793.94/2589: Telegram

The Consul at Geneva (Gilbert) to the Secretary of State

298. Consulate’s 290, November 9, noon. In a letter dated November 5 Yoshizawa denies Chinese allegations concerning seizure of salt revenues at Newchwang and encloses the following text of a telegram from Tokyo.

“As regards the salt revenue of Newchwang the total annual revenue is about $30,000,000. There remains annually a net balance of over $20,000,000, after deducting the expenditure and sums assigned for the service of the foreign loans secured by the tax. This balance had previously been placed at the disposal of General Chang Hsueh-liang who used it for his military expenditure, et cetera.

On October 22nd last the Chinese Committee for the Maintenance of Order at Mukden (see communication from the Japanese delegation dated October 14, document C.715.M.320.1931.VII, page 3) asked the Newchwang salt revenue office to hand over the balance of the tax receipts. The latter office agreed to send the said balance which is at present in its possession together with the net balance of the tax to be collected. Thus the allegation that the Japanese military authorities have forcibly seized the revenue from the salt tax is entirely unfounded. The Japanese military authorities have entirely refrained from interfering in purely Chinese affairs, assuming that there was no reason to object to the Mukden-Chinese Committee for the Maintenance of Order, which discharges these duties in the place of General Chang Hsueh-liang receiving the balance in question from the Newchwang salt revenue office which is also a Chinese organ.
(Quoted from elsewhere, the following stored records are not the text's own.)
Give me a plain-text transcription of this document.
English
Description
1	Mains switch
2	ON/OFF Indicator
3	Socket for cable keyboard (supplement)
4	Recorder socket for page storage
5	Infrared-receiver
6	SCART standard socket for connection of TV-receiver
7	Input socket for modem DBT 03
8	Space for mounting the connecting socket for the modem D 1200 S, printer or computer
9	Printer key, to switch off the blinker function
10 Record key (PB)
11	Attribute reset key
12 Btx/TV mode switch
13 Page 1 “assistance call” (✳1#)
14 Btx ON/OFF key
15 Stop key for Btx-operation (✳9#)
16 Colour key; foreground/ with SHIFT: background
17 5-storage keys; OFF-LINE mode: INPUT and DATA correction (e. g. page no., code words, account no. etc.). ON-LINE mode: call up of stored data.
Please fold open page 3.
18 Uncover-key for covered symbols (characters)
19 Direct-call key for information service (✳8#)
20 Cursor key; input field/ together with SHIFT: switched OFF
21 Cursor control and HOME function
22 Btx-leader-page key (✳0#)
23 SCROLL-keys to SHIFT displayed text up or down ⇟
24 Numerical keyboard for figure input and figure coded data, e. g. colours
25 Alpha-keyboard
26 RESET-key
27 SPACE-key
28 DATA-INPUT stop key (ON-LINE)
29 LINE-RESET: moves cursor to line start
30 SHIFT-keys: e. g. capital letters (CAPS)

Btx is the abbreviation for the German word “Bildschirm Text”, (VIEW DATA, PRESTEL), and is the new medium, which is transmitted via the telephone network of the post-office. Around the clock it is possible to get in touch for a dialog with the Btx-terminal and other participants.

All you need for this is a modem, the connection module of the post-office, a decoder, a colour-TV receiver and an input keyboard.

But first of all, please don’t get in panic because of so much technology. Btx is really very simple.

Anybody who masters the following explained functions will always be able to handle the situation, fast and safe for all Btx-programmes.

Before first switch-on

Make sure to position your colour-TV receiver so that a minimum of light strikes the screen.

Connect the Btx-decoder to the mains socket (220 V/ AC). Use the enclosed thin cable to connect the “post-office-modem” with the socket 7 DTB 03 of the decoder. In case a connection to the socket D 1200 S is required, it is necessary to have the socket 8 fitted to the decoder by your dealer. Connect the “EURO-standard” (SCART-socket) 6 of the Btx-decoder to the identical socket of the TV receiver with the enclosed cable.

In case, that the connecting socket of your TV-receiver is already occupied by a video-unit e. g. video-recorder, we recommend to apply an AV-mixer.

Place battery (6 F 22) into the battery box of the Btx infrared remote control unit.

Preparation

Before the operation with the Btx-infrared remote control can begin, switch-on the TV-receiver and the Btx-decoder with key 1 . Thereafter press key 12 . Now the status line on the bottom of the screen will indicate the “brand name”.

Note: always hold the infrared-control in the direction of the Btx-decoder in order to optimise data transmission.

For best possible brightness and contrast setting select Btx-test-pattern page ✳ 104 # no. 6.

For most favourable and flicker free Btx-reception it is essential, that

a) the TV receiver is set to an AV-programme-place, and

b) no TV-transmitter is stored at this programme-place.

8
It should be noted that although it handed over the balance in question to the above-mentioned Committee the Newchwang salt [Page 407] revenue office continued and continues to send regularly to the Nanking Government the necessary amount for the service of foreign loans. Furthermore as is well known the salt revenue administration in contrast to that of the maritime customs has become an exclusively Chinese service since the National Government at the end of 1928 reformed this administration without paying any heed to the protests of the interested powers.”